En raison des risques, l'utilisation des DMARD pendant la grossesse et l'allaitement doit faire l’objet d’une évaluation spécifique du rapport bénéfice/risque par le rhumatologue et le gynécologue/obstétricien. Le médecin généraliste, la sage-femme et le pharmacien étant souvent questionnés à ce sujet par les patients, nous donnons un aperçu des recommandations générales les plus récentes dans la rubrique « Plus d’infos »7 9 10 10a 10b. En cas de doute ou de préoccupation, il est nécessaire de consulter le spécialiste responsable. Dans leur évaluation, ils tiendront toujours compte des risques et des bénéfices pour la patiente et l'enfant. Pour la plupart des médicaments récents, l’innocuité en période de grossesse et d’allaitement est très peu documentée. Une bonne contraception peut être indiquée jusqu'à plusieurs mois après l'arrêt du traitement, vu la longue demi-vie de certains médicaments.

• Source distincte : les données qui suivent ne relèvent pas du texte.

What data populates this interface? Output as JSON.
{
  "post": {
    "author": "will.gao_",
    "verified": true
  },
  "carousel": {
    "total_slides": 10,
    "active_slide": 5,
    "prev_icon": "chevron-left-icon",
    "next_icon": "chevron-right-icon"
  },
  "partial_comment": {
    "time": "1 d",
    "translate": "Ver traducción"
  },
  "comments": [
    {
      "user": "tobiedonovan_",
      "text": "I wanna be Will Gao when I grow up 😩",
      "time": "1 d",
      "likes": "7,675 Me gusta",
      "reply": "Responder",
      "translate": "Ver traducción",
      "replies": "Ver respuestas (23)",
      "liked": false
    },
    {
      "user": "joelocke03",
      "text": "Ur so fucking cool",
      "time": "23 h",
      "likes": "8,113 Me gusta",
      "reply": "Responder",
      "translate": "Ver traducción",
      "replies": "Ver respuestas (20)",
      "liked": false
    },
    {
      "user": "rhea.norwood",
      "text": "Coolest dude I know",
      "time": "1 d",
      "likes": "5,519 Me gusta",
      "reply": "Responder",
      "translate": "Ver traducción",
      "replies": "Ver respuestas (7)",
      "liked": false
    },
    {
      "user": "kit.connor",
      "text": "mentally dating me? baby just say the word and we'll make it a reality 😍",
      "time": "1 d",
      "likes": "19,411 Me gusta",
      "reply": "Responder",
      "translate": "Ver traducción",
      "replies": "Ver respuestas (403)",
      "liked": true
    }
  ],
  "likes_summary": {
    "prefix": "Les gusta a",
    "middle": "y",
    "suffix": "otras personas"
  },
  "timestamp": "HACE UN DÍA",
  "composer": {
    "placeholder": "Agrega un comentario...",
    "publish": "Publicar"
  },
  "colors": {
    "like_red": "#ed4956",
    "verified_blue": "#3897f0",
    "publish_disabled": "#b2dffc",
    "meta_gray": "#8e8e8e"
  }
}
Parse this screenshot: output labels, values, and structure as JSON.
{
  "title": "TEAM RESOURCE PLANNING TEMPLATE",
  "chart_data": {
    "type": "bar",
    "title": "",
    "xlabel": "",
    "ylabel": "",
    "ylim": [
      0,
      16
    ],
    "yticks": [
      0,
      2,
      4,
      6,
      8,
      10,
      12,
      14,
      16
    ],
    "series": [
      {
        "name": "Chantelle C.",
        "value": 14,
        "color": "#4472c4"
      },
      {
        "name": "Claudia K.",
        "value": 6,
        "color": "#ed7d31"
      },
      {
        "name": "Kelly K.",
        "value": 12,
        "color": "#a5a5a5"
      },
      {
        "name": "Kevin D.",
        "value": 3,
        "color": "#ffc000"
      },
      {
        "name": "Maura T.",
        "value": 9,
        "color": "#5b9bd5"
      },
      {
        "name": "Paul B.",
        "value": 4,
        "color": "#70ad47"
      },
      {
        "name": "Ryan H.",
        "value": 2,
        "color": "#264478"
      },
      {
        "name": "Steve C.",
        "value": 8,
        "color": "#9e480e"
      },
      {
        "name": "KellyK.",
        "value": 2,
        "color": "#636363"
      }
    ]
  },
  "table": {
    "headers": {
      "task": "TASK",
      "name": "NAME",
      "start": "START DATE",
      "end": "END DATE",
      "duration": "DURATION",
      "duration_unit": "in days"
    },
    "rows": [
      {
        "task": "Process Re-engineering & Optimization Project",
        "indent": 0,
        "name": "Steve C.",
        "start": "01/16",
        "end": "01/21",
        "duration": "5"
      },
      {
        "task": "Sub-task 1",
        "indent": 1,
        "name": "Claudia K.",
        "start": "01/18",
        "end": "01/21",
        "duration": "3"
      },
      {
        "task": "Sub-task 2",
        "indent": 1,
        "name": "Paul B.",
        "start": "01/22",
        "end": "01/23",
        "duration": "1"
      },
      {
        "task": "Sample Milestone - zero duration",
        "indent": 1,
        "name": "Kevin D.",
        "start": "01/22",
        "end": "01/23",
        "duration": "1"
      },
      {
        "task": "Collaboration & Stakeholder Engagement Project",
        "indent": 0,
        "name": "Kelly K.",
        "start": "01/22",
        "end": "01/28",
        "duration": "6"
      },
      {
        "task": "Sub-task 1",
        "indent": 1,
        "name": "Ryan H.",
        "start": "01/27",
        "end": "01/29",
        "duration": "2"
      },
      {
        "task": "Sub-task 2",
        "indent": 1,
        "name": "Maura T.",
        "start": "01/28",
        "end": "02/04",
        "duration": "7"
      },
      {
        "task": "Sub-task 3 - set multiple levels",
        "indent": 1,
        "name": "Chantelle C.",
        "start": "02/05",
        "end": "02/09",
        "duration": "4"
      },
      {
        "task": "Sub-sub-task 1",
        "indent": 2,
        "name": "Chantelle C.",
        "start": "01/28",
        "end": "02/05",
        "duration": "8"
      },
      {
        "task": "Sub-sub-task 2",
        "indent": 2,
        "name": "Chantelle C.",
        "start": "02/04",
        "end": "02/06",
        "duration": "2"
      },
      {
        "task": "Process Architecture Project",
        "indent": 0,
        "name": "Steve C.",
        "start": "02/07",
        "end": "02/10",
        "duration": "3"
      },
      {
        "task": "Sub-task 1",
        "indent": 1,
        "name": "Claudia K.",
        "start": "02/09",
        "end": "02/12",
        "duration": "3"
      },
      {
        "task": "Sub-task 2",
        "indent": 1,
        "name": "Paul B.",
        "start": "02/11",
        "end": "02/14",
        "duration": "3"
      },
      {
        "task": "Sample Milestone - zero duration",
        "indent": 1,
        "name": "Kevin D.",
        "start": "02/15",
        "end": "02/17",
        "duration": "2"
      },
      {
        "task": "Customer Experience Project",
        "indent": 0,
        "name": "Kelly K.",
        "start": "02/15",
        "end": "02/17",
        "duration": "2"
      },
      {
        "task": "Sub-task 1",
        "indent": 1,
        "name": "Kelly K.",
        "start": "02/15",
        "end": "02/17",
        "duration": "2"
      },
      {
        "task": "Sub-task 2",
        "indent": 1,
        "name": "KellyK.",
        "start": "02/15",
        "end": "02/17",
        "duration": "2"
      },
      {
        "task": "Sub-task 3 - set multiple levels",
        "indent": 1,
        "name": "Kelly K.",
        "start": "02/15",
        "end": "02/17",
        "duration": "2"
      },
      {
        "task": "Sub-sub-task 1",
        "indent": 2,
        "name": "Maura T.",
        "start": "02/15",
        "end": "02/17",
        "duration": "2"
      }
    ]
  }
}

Médicament Recommandations lors de grossesse et allaitement ou de grossesse prévue7,9,10,10a
Méthotrexate
  • Ne pas utiliser pendant toute la période de la grossesse (risque d'anomalies congénitales et de retard mental) et l'allaitement. Il est préférable d'arrêter 3 mois avant la conception (pendant cette période, la contraception est recommandée). Utiliser une contraception pendant le traitement.
Léflunomide
  • Ne pas utiliser pendant toute la grossesse (tératogénicité) et l'allaitement (longue demi-vie ; en cas de souhait de grossesse : arrêt progressif et période de wash-out avec la colestyramine; en cas de grossesse imprévue : arrêt et période de wash-out avec la colestyramine). Utiliser une contraception pendant le traitement, jusqu'à 2 ans après l’arrêt du traitement.
  • Risque de toxicité fœtale d'origine masculine.
  • Allaitement : peu de données. À éviter.
Sulfasalazine
  • Il n'y a pas de preuve d'un effet tératogène pendant toute la durée de la grossesse.
  • En cas d’utilisation pendant la grossesse, toujours ajouter 4 mg d’acide folique.
  • En cas d’utilisation pendant l’allaitement, ne pas utiliser des doses supérieures à 2 g ; arrêter le traitement si le nourrisson développe une diarrhée.
Hydroxychloroquine
  • Il n'y a pas de preuve d'un effet tératogène. Son utilisation serait sûre pendant l'allaitement.
Inhibiteurs du TNF
  • De nombreuses incertitudes subsistent quant aux effets de ces médicaments.
  • L'infliximab, l'étanercept et l'adalimumab ne doivent pas être utilisés à partir du 3e trimestre en raison d'une possible immunosuppression chez l’enfant. Si le traitement biologique a été poursuivi après la 22e semaine, ne pas administrer de vaccins vivants au nourrisson pendant les 6 premiers mois de sa vie10b.
  • Le certolizumab serait sûr pendant toute la grossesse car il ne passe pas la barrière placentaire.
  • Le golimumab peut probablement être utilisé au cours du 1er trimestre, mais il existe peu de données. Si le traitement biologique a été poursuivi après la 22e semaine, ne pas administrer de vaccins vivants au nourrisson pendant les 6 premiers mois de sa vie10b.
  • Les inhibiteurs du TNF sont probablement compatibles avec l'allaitement, mais la prudence est de mise.
Abatacept, rituximab, anakinra, sarilumab, tocilizumab
  • Grossesse : il existe très peu de données chez l’humain, c’est pourquoi leur utilisation doit être évitée : (1) L'abatacept reste présent dans l'organisme jusqu'à 3 mois après l'arrêt du traitement. Une contraception efficace doit être utilisée pendant cette période. (2) Rituximab : à arrêter 6 mois avant la conception (pendant cette période, une contraception est recommandée). Lors d'exposition accidentelle au cours du 1er trimestre, aucune anomalie n'a été constatée. Toxicité hématologique néonatale lors de l'utilisation au cours des 2e et 3e trimestres. (3) Tocilizumab : à arrêter 3 mois avant la conception (pendant cette période, une contraception est recommandée). L'exposition accidentelle au cours du 1er trimestre semble sans danger. (4) Anakinra et sarilumab : peu de données, à éviter.
    Si ces traitements biologiques sont néanmoins poursuivis après la 22e semaine, ne pas administrer de vaccins vivants au nourrisson pendant les 6 premiers mois de sa vie.
  • Allaitement : peu de données. Il est préférable d’éviter leur utilisation.
Baricitinib, tofacitinib, upadacitinib
  • Grossesse: le risque n'est pas connu, il est préférable d’éviter leur utilisation.
  • Allaitement : peu de données. Il est préférable d’éviter leur utilisation.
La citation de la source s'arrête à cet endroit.